Neulich wurde ich gefragt, was ich mit unserem verstorbenen Altkanzler Helmut Kohl verbinde. Mit Helmut Kohl verbinden mich viele Begegnungen und ich erinnere mich sehr gut an zahlreiche Gespräche mit ihm in Brüssel, Straßburg, Bonn und München. Mit ihm ist ein überzeugter Europäer von uns gegangen, von denen wir zurzeit einige bräuchten. Helmut Kohl hat Bleibendes geschaffen, für Deutschland und Europa. Er hat eine ganze Generation von Politikern geprägt, auch mich.
Aktuell ist der Zweifel an der EU leider größer als die Zuversicht. Aber ich sage, die Frage ist nicht, ob wir die EU brauchen, sondern welche EU. Denn ich bin davon überzeugt, wir brauchen die Zusammenarbeit mehr als je zuvor. Wenn Europa in der Welt Gehör finden möchte, muss es endlich lernen mit einer Stimme zu sprechen – oder anders gesagt, Europa muss endlich erwachsen werden.

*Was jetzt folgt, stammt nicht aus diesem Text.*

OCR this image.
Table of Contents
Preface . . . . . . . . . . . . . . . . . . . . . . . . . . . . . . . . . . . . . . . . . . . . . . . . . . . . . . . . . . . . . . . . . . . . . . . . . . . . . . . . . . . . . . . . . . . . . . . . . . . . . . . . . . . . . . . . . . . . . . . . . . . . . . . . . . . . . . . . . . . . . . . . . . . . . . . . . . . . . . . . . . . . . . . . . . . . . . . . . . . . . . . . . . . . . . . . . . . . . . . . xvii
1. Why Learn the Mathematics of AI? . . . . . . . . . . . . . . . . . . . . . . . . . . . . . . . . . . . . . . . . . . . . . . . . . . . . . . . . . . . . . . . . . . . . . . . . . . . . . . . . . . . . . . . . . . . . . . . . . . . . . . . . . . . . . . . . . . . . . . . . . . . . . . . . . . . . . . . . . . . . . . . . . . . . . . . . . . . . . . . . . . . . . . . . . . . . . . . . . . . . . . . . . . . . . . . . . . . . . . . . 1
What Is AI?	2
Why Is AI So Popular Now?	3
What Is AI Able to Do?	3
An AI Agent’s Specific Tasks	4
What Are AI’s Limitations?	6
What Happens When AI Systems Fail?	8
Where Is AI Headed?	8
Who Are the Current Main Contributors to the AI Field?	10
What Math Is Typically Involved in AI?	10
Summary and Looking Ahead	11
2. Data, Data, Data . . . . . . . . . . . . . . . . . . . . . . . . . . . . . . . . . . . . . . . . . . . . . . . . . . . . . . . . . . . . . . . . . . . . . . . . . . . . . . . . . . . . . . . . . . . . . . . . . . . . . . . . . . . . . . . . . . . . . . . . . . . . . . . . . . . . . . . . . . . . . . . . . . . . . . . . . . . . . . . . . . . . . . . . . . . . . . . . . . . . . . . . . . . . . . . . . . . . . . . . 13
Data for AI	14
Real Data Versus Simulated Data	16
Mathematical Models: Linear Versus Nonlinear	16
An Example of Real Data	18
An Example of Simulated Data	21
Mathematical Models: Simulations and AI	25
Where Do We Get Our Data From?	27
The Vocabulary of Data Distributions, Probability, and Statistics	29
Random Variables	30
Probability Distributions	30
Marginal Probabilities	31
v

Die EU steht vor großen Herausforderungen – innereuropäisch führen uns die Verhandlungen über den Brexit aktuell sehr deutlich vor Augen, wie es ohne EU wäre und außenpolitisch zeigt sich, dass der EU harte Jahre bevorstehen.
Innenpolitisch: Der Dauerbrenner der kommenden zwei Jahre werden mit Sicherheit die Verhandlungen über den Austritt des Vereinigten Königreichs sein. Deshalb müssen möglichst rasch die Themen geklärt werden, die am meisten Verunsicherung verursachen: Dürfen EU-Bürger bleiben? Wie viel muss Großbritannien noch zahlen? Was sind die Folgen des Ausscheidens Großbritanniens aus der Zollunion für die Grenze zwischen Irland und dem britischen Nordirland, also der künftigen EU-Außengrenze.
Außenpolitisch: Ein Ende der um uns existierenden Krisen direkt vor der Haustüre der EU – in Nordafrika, Syrien und der Ukraine, die auch direkten und indirekten Einfluss auf die Sicherheit der europäischen Bürger haben – sind nicht in Sicht. Terrorismus, Flüchtlingsströme und Fake News-Kampagnen, die auf die Spaltung der Gesellschaft abzielen, strapazieren den Zusammenhalt zusätzlich. Wir dürfen uns nichts vormachen, auch die weltpolitische Lage mit einem US-Präsidenten Donald Trump wird die kommenden Jahre unberechenbar bleiben. Fakt ist, ohne eine bessere europäische Zusammenarbeit verzwergt sich die EU unter den Riesen China, USA und Russland auf der Bühne der politischen Mächte. Aber die EU kann nur das leisten, was die Mitgliedsstaaten ihr übertragen, deshalb liegt es tatsächlich am Willen der Mitgliedstaaten. Wir sollten das Momentum nutzen und die Zusammenarbeit in der Außen- und Sicherheitspolitik vertiefen und Synergien besser nutzen.
Sei es die bessere Zusammenarbeit in innenpolitischen Fragen, bei den Brexitverhandlungen oder im außenpolitischen Bereich bei Sicherheitsfragen – für das alles braucht es überzeugte Europäer, wie einst Helmut Kohl, die mutig voranschreiten.
Sie, die Mitglieder der Europa Union sind solche überzeugten Europäer. Deshalb danke ich Ihnen für ihr Engagement für den europäischen Gedanken und ihren Einsatz vor Ort in den Kreisverbänden.